Warhammer Online haz Blades!

If you didn't know I'm a tech geek. Have been for over 20 years and currently work for a fortune 500 company as an IT consultant. So it's with some interest that I read the Gamasutra article about Warhammer Online's Virginia server farm. Keep in mind it's an "Intel sponsored" article, which is a euphemism for "advertisement". And it is repleat with what one would expect from that sort of thing. However, the grist of what I was really interested in starts on page 2 and gives you a bit of a glipse into how those pixils come to life.
"Our Server Farm in Virginia, for example," Mann said, "has about 60 Dell Blade chassis running Warhammer Online-each hosting up to 16 servers. All in all, we have about 700 servers in operation at this location."
Problem is that Lum predicts Warhammer will have all of one "server" (meaning world cluster) as 2010 comes to a close. Unfortunately I'm inclined at agree as Mythic has been forced to shutter 3/4's of their "servers" over the past several months. Warhammer just didn't pan out like many claimed it would and from most accounts Mythic isn't doing the things they really need to be doing in order to correct the underlying issues that have lead to that exodus of players. All we really know is that Warhammer has somewhere less than 300k players currently, though I suspect they are south of 200k.

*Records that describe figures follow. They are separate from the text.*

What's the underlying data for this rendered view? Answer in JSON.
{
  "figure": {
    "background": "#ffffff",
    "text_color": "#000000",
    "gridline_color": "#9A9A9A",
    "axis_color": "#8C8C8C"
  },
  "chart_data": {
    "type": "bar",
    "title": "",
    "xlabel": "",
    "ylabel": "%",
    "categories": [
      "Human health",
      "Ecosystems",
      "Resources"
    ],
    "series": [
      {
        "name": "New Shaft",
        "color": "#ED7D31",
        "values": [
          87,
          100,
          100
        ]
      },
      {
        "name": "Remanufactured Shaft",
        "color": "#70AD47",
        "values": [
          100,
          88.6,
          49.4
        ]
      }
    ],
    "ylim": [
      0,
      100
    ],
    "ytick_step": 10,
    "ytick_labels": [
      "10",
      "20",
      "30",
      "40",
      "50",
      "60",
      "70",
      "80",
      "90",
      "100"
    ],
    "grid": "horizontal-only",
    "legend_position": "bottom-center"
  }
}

This is the part I think a lot of people really need to become more aware of when they question development decisions. Why exactly do you not want Auction Houses in Dalaran for instance. Answer: because that would certainly concentrate too many people in one small place too often.

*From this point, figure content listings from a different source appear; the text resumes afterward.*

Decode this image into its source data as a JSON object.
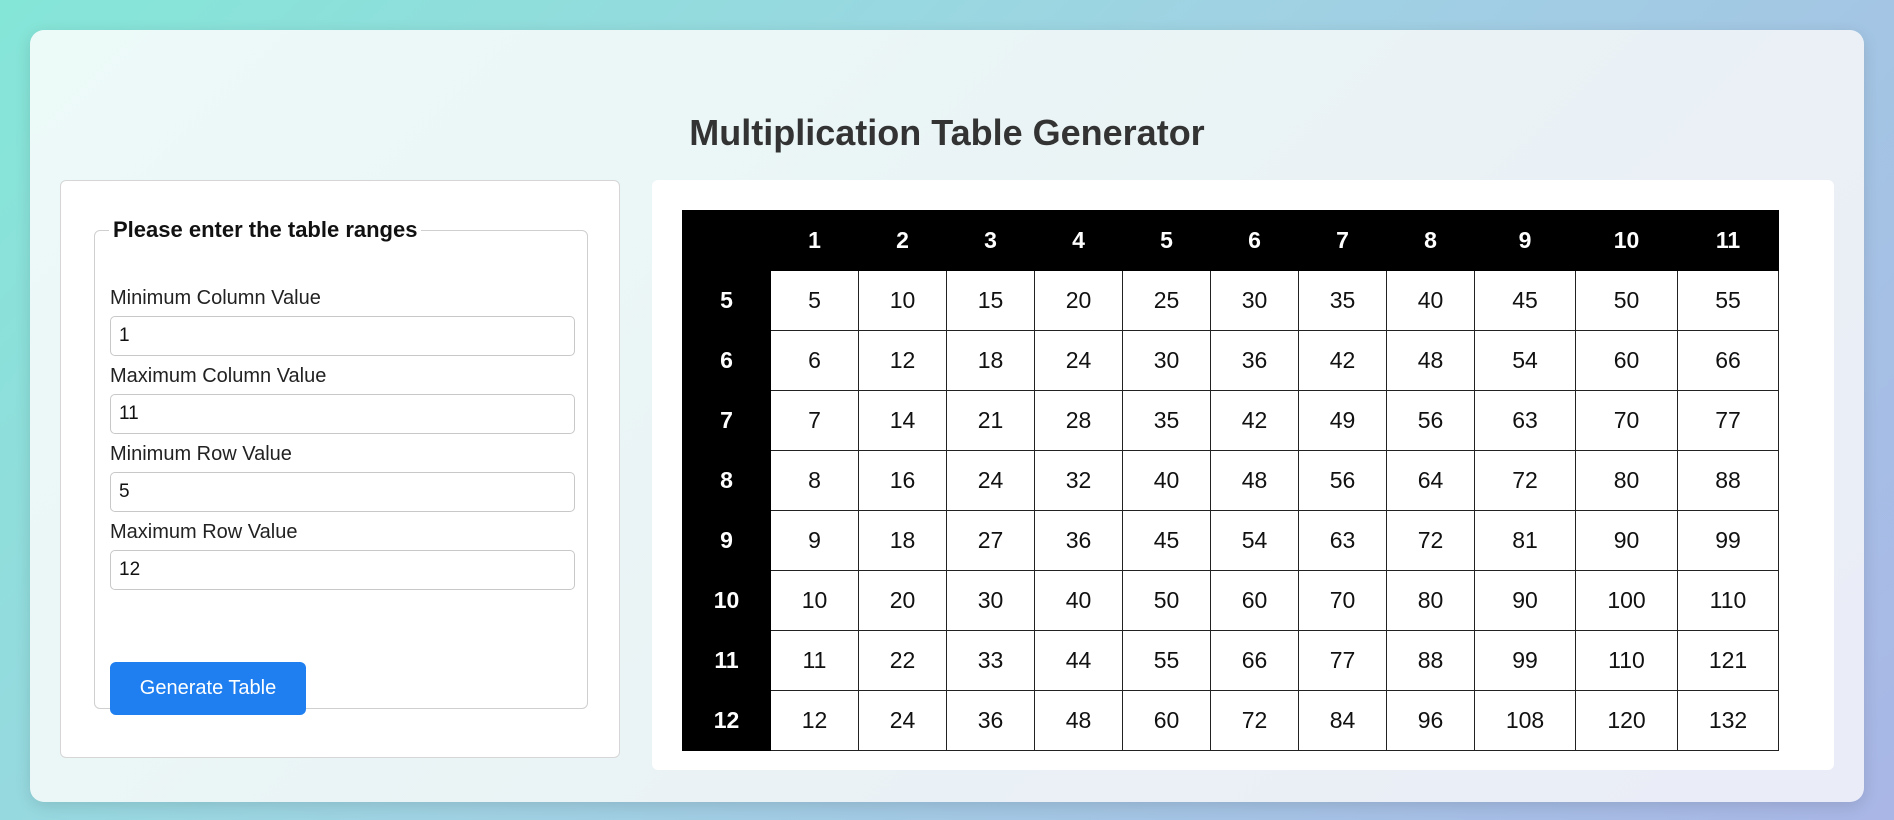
{
  "page": {
    "title": "Multiplication Table Generator"
  },
  "form": {
    "legend": "Please enter the table ranges",
    "fields": [
      {
        "label": "Minimum Column Value",
        "value": "1"
      },
      {
        "label": "Maximum Column Value",
        "value": "11"
      },
      {
        "label": "Minimum Row Value",
        "value": "5"
      },
      {
        "label": "Maximum Row Value",
        "value": "12"
      }
    ],
    "button_label": "Generate Table"
  },
  "table": {
    "column_headers": [
      "1",
      "2",
      "3",
      "4",
      "5",
      "6",
      "7",
      "8",
      "9",
      "10",
      "11"
    ],
    "rows": [
      {
        "header": "5",
        "cells": [
          "5",
          "10",
          "15",
          "20",
          "25",
          "30",
          "35",
          "40",
          "45",
          "50",
          "55"
        ]
      },
      {
        "header": "6",
        "cells": [
          "6",
          "12",
          "18",
          "24",
          "30",
          "36",
          "42",
          "48",
          "54",
          "60",
          "66"
        ]
      },
      {
        "header": "7",
        "cells": [
          "7",
          "14",
          "21",
          "28",
          "35",
          "42",
          "49",
          "56",
          "63",
          "70",
          "77"
        ]
      },
      {
        "header": "8",
        "cells": [
          "8",
          "16",
          "24",
          "32",
          "40",
          "48",
          "56",
          "64",
          "72",
          "80",
          "88"
        ]
      },
      {
        "header": "9",
        "cells": [
          "9",
          "18",
          "27",
          "36",
          "45",
          "54",
          "63",
          "72",
          "81",
          "90",
          "99"
        ]
      },
      {
        "header": "10",
        "cells": [
          "10",
          "20",
          "30",
          "40",
          "50",
          "60",
          "70",
          "80",
          "90",
          "100",
          "110"
        ]
      },
      {
        "header": "11",
        "cells": [
          "11",
          "22",
          "33",
          "44",
          "55",
          "66",
          "77",
          "88",
          "99",
          "110",
          "121"
        ]
      },
      {
        "header": "12",
        "cells": [
          "12",
          "24",
          "36",
          "48",
          "60",
          "72",
          "84",
          "96",
          "108",
          "120",
          "132"
        ]
      }
    ]
  }
}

As might be expected in a game scenario in which the levels of participation vary dramatically at different times of the day, in different regions, and with different types of activity, performance scaling is an essential component of successful server operation.

"One of our ongoing challenges," Mann commented, "is where to distribute people in the world. Our processes-that we distribute across the physical hardware-correspond to locations in the virtual world. One of the focuses of our game, the big focus, is to get a lot of people in one place and have them all fighting with each other. And that, unfortunately, works against us in the process distribution model."

"When you put a lot of people in one place, you're putting their entire server load onto one piece of hardware. We do have some technology to mitigate that. Our scenario system (which spawns up smaller arenas for smaller teams dynamically) allows us to split people off to different pieces of hardware if we need to, dynamically, in smaller chunks."

Using this approach, the application, instead of coping with 800 people in an area on one system, can take 400 of those people out of an area and engage them in smaller fights. Most of the parallelism for these kinds of operations, Shaw noted, is done by process, not by thread.

Most players are simply ignorant of the fact that for every pixil they push around on a screen, there has to be CPU cycles and RAM on the server side that keeps track of it. Not only must it keep track of "it" but also broadcast your location to every other player in the vicinity. And every NPC in that location as well. Along with weather elements, and anything else that must be tracked or rendered. Your client might make the pretty renders for you, but it's the server backside that is coordinating the show, so when you complain about "lag" it's usually one of two things. It's either the "server" experiencing rampant processes, induced by code errors or it's a simple matter of cpu utilization. It's amazing how tuned these clusters have to be to operate a virtual world, and when you have too much activity going on in one zone the server eventually gets to a point where it simply exceeds norms. Player meet lag, lag meet player. Now, don't QQ when you ahve to hobble back to the old world for your auctions!